Caregiver Tip: Keep Your Clients with Alzheimer’s Mentally Engaged

caregiver fills out form with elderly woman

Alzheimer’s is a scary disease, especially for the families of the diagnosed. When the time comes for specialized care, family members often worry their loved one will deteriorate rapidly. A client we interviewed through our Senior Research Center said she visited her mother one morning and found her staring blankly out the window while the caregiver was texting on her cell phone. She feared that the lack of stimulation was regular and was causing the disease to progress rapidly. Although Alzheimer’s is an intimidating sickness, what many don’t realize is simple mental stimulation can dramatically slow the progression of the disease. Letting them stare out the window for hours will cause them to retreat deeper into their minds, feeling isolated and depressed.

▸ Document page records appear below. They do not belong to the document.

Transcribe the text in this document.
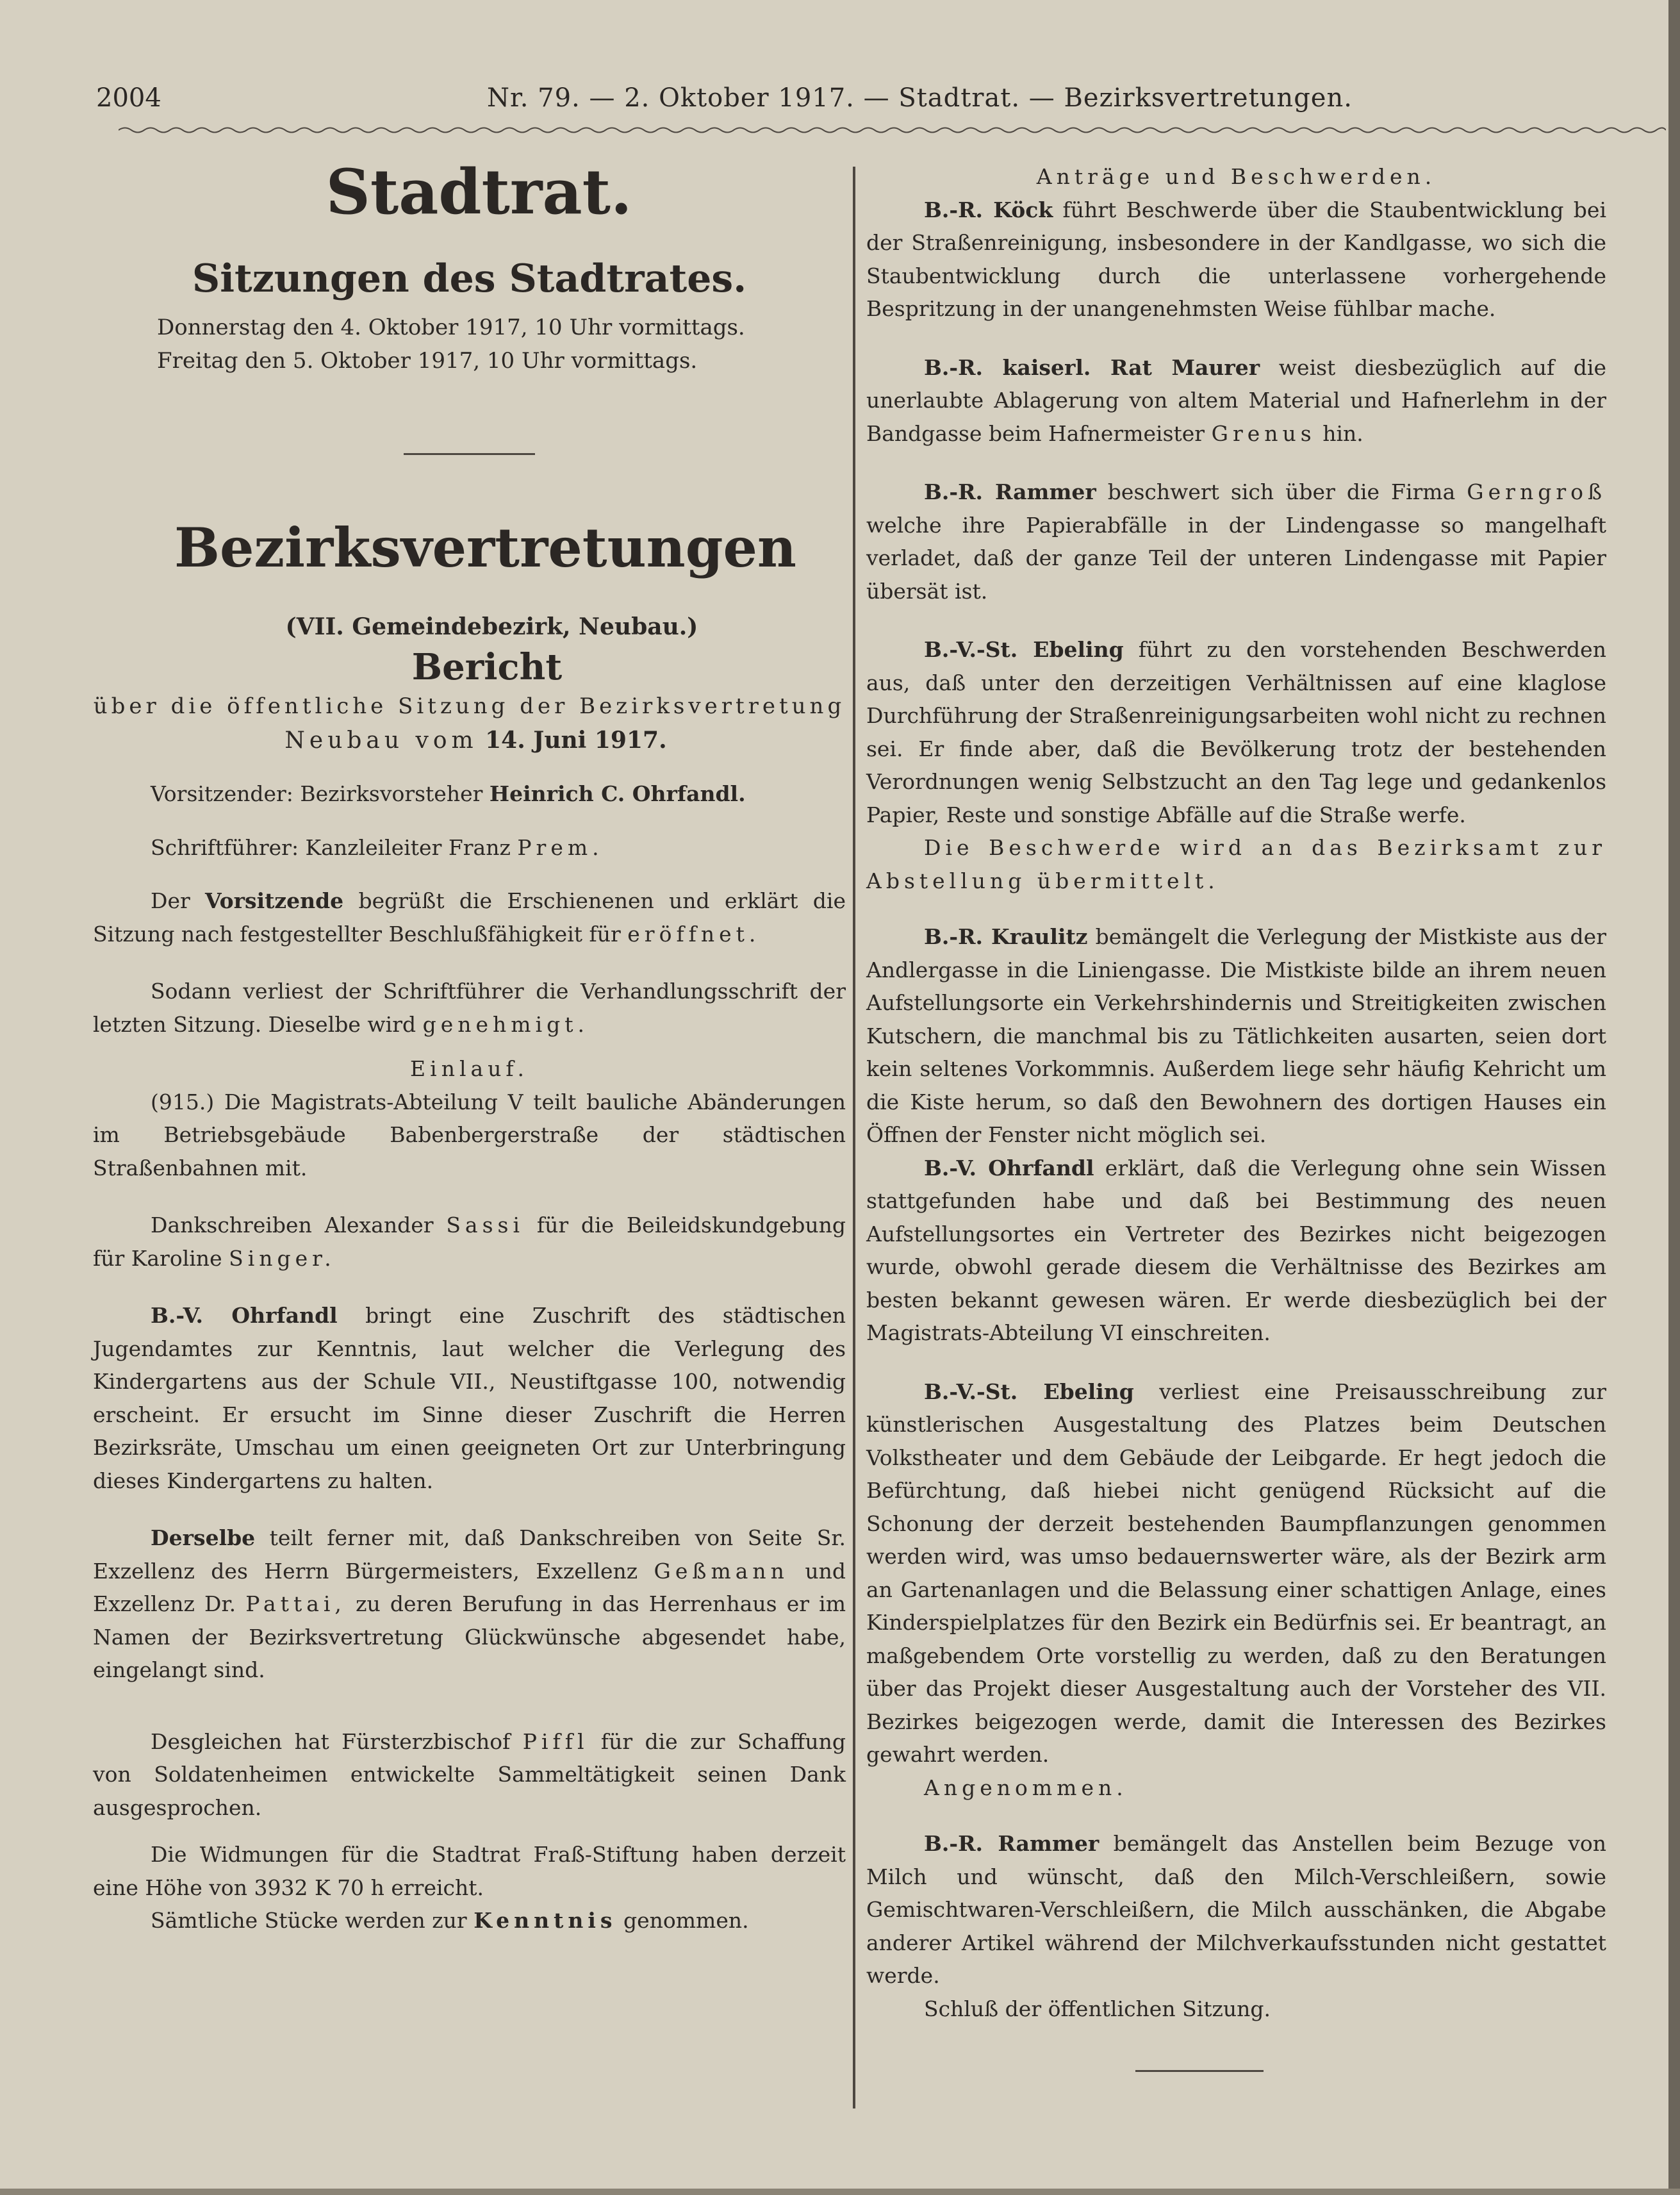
2004	Nr. 79. — 2. Oktober 1917. — Stadtrat. — Bezirksvertretungen.
Stadtrat.
Sitzungen des Stadtrates.
Donnerstag den 4. Oktober 1917, 10 Uhr vormittags.
Freitag den 5. Oktober 1917, 10 Uhr vormittags.
Bezirksvertretungen
(VII. Gemeindebezirk, Neubau.)
Bericht
über die öffentliche Sitzung der Bezirksvertretung
Neubau vom 14. Juni 1917.

Vorsitzender: Bezirksvorsteher Heinrich C. Ohrfandl.

Schriftführer: Kanzleileiter Franz Prem.

Der Vorsitzende begrüßt die Erschienenen und erklärt die Sitzung nach festgestellter Beschlußfähigkeit für eröffnet.

Sodann verliest der Schriftführer die Verhandlungsschrift der letzten Sitzung. Dieselbe wird genehmigt.

Einlauf.

(915.) Die Magistrats-Abteilung V teilt bauliche Abänderungen im Betriebsgebäude Babenbergerstraße der städtischen Straßenbahnen mit.

Dankschreiben Alexander Sassi für die Beileidskundgebung für Karoline Singer.

B.-V. Ohrfandl bringt eine Zuschrift des städtischen Jugendamtes zur Kenntnis, laut welcher die Verlegung des Kindergartens aus der Schule VII., Neustiftgasse 100, notwendig erscheint. Er ersucht im Sinne dieser Zuschrift die Herren Bezirksräte, Umschau um einen geeigneten Ort zur Unterbringung dieses Kindergartens zu halten.

Derselbe teilt ferner mit, daß Dankschreiben von Seite Sr. Exzellenz des Herrn Bürgermeisters, Exzellenz Geßmann und Exzellenz Dr. Pattai, zu deren Berufung in das Herrenhaus er im Namen der Bezirksvertretung Glückwünsche abgesendet habe, eingelangt sind.

Desgleichen hat Fürsterzbischof Piffl für die zur Schaffung von Soldatenheimen entwickelte Sammeltätigkeit seinen Dank ausgesprochen.

Die Widmungen für die Stadtrat Fraß-Stiftung haben derzeit eine Höhe von 3932 K 70 h erreicht.

Sämtliche Stücke werden zur Kenntnis genommen.

Anträge und Beschwerden.

B.-R. Köck führt Beschwerde über die Staubentwicklung bei der Straßenreinigung, insbesondere in der Kandlgasse, wo sich die Staubentwicklung durch die unterlassene vorhergehende Bespritzung in der unangenehmsten Weise fühlbar mache.

B.-R. kaiserl. Rat Maurer weist diesbezüglich auf die unerlaubte Ablagerung von altem Material und Hafnerlehm in der Bandgasse beim Hafnermeister Grenus hin.

B.-R. Rammer beschwert sich über die Firma Gerngroß welche ihre Papierabfälle in der Lindengasse so mangelhaft verladet, daß der ganze Teil der unteren Lindengasse mit Papier übersät ist.

B.-V.-St. Ebeling führt zu den vorstehenden Beschwerden aus, daß unter den derzeitigen Verhältnissen auf eine klaglose Durchführung der Straßenreinigungsarbeiten wohl nicht zu rechnen sei. Er finde aber, daß die Bevölkerung trotz der bestehenden Verordnungen wenig Selbstzucht an den Tag lege und gedankenlos Papier, Reste und sonstige Abfälle auf die Straße werfe.

Die Beschwerde wird an das Bezirksamt zur Abstellung übermittelt.

B.-R. Kraulitz bemängelt die Verlegung der Mistkiste aus der Andlergasse in die Liniengasse. Die Mistkiste bilde an ihrem neuen Aufstellungsorte ein Verkehrshindernis und Streitigkeiten zwischen Kutschern, die manchmal bis zu Tätlichkeiten ausarten, seien dort kein seltenes Vorkommnis. Außerdem liege sehr häufig Kehricht um die Kiste herum, so daß den Bewohnern des dortigen Hauses ein Öffnen der Fenster nicht möglich sei.

B.-V. Ohrfandl erklärt, daß die Verlegung ohne sein Wissen stattgefunden habe und daß bei Bestimmung des neuen Aufstellungsortes ein Vertreter des Bezirkes nicht beigezogen wurde, obwohl gerade diesem die Verhältnisse des Bezirkes am besten bekannt gewesen wären. Er werde diesbezüglich bei der Magistrats-Abteilung VI einschreiten.

B.-V.-St. Ebeling verliest eine Preisausschreibung zur künstlerischen Ausgestaltung des Platzes beim Deutschen Volkstheater und dem Gebäude der Leibgarde. Er hegt jedoch die Befürchtung, daß hiebei nicht genügend Rücksicht auf die Schonung der derzeit bestehenden Baumpflanzungen genommen werden wird, was umso bedauernswerter wäre, als der Bezirk arm an Gartenanlagen und die Belassung einer schattigen Anlage, eines Kinderspielplatzes für den Bezirk ein Bedürfnis sei. Er beantragt, an maßgebendem Orte vorstellig zu werden, daß zu den Beratungen über das Projekt dieser Ausgestaltung auch der Vorsteher des VII. Bezirkes beigezogen werde, damit die Interessen des Bezirkes gewahrt werden.

Angenommen.

B.-R. Rammer bemängelt das Anstellen beim Bezuge von Milch und wünscht, daß den Milch-Verschleißern, sowie Gemischtwaren-Verschleißern, die Milch ausschänken, die Abgabe anderer Artikel während der Milchverkaufsstunden nicht gestattet werde.

Schluß der öffentlichen Sitzung.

The Alzheimer’s Society wrote an article titled “Staying Involved and Active”. The article was meant for family members and caregivers who may be taking care of someone with Alzheimer’s and dementia, and gives examples of exercises that will greatly improve memory retention, and give those suffering from these conditions a sense of belonging. Listed below are 4 suggestions that will help increase attention span and lucidness.

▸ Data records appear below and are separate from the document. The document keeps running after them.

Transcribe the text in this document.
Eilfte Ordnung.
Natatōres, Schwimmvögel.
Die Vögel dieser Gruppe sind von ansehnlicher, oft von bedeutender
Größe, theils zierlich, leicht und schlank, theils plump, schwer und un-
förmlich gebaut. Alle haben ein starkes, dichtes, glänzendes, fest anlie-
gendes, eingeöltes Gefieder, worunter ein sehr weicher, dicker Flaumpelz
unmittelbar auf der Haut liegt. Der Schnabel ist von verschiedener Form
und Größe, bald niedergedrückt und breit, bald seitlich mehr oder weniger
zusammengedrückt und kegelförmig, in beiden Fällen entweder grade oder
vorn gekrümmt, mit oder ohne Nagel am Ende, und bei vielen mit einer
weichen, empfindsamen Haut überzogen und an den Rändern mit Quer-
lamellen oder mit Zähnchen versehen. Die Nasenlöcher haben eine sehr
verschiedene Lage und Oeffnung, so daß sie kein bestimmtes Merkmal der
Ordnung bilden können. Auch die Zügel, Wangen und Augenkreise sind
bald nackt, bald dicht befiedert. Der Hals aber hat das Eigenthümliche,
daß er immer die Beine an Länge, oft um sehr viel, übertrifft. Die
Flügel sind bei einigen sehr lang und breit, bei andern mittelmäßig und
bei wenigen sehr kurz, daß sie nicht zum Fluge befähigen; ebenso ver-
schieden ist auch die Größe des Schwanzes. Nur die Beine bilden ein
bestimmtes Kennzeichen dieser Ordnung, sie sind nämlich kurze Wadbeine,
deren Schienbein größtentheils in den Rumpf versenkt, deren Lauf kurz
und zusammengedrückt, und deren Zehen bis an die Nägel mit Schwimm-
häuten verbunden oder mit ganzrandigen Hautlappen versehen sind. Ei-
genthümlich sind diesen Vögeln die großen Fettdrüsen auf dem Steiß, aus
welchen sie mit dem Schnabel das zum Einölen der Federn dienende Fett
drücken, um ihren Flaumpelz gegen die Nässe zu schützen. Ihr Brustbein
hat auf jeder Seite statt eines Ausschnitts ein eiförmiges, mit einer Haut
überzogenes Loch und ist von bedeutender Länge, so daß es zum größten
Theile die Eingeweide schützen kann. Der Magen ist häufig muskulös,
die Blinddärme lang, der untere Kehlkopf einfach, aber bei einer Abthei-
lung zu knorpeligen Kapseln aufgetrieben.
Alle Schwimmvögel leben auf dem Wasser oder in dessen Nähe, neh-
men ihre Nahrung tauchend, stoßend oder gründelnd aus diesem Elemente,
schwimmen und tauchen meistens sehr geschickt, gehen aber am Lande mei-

  1. Communication – Social interaction is not only the easiest way to reach out to these patients, but the most appreciated as well. Taking the time to hear their stories, and treat them with respect even if they aren’t aware of their surroundings can give them confidence again. Making eye contact, friendly gestures, and giving light touches boosts brain activity, which is key to lucidity.
  2. Exercise – Each stage of Alzheimer’s is different which can make it difficult for the caregivers to know what’s appropriate based on the individual. But simple things like going for a walk, chair aerobics for someone who is immobile or even helping them stretch their limbs can get endorphins fueling and enhance their mood.
  3. Puzzles and Games – Keeping the mind active through games is a great way to help Alzheimer’s patients and slow down the disease. Try jigsaw puzzles, cards, board games etc. If the patient is struggling, simplify the games rules or help them when needed.
  4. Music – Music has a way of making people happy. It can comfort someone who is confused or sad, and make them feel more at home. If a patient is suffering with type 6 or 7 Alzheimer’s and can’t perform the previous tasks mentioned, then music not only jolts their memory but improves their mood.

Alzheimer’s is a slow killer that is equally painful for family, so the more you’re doing for the patient, the more relaxed the family will be. Stimulate all their senses. Incorporate activities that will arouse their hearing, eye sight, memory, and touch. Encourage caregivers to connect with the patient and go above and beyond in these difficult situations. The best thing you can do is try your hardest to keep them active for as long as possible, giving them a little more time with their loved ones.

2017-04-05T01:37:48+00:00 Oct 21, 2013|Articles|2 Comments

2 Comments

  1. Lillian Schaeffer March 1, 2016 at 3:33 pm - Reply

    This is some great information, and I appreciate your point that playing games can help Alzheimer’s patients. My grandpa has Alzheimer’s, and we want to slow the progression of the disease as much as possible. He loves playing board games and puzzles, so I’ll definitely try to play them with him regularly to keep his mind active. Thanks for the great post!

  2. Joanne Beckman September 2, 2016 at 5:05 pm - Reply

    My father-in-law had Alzheimer’s but was enthralled with birdwatching, potterymaking, attending concerts or church and other group activities. It is worth it to have real companionship and to get out in the community, if possible.